You have to ask questions to get answers. The hype that Big Data just “finds” all this amazing stuff is ridiculous. Certainly there are tools to help you dashboard and discover what your data contains (Hadoop/Solr/Mahout, Tableau, etc.), but Hadoop is just a filesystem and code framework. If you ask a developer to “find something neat” with MapReduce they might shoot you.
So, what type of learning can an Oracle DBA take to Bigdata. What does an Oracle DBA already know that can be useful in Bigdata and what does he need to learn?
thanks
Gary,
Most DBAs will understand the basics of filesystems and cluster filesystems. Even though HDFS is a share-nothing cluster, it comes easily to understand how the local filesystems on datanodes are seen as a virtual filesystem on the namenode. We’re also used to a variety of control systems and processes (pmon, smon, etc) so understanding JobTracker and TaskTrackers gets pretty easy.

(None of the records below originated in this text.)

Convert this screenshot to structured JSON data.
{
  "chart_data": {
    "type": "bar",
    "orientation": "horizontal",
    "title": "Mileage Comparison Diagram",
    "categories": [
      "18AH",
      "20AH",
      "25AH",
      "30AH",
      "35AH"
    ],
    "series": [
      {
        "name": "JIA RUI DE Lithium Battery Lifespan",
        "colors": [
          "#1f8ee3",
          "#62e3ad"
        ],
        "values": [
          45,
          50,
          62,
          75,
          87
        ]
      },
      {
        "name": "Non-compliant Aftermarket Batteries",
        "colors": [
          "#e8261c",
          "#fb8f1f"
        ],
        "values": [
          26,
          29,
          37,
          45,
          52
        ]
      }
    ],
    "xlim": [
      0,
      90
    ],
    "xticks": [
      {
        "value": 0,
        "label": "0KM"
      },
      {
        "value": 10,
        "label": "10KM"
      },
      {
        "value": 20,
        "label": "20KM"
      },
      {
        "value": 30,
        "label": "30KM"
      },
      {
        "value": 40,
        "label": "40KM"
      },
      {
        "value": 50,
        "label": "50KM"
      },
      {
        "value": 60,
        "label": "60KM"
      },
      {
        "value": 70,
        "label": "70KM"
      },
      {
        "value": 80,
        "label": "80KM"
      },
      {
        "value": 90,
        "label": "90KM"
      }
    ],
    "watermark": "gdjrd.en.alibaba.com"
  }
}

An understanding of normalization helps us get the idea of unstructured data and structured data. Knowing RDBMS/SQL helps understand parsable files and Hive big time; in fact, many DBAs would probably feel very comfortable using Hive. Think of it like external tables.
MapReduce is programmatic which means a lot of DBAs will be confused by it. But at the same time, if you understand WHERE clauses (data filtering), GROUP BY (data aggregating), then you’ve got a lot of the core concepts behind MapReduce. From there it comes down to matching up the concepts and expanding your thinking to take into account the capabilities of a deep programming language. Imagine if you could make a WHERE clause that is based on any calculations/data you want, including lookups to extra files, calls to Image processing engines, etc. Or if you can make a GROUP BY that doesn’t just group by a column, but a part of that column, or combination, or computed value. MapReduce is kind of (but not quite) like GROUP BY on steroids with tons of customization options built in.
Of course that’s oversimplifying. But it helps.
Thanks Steve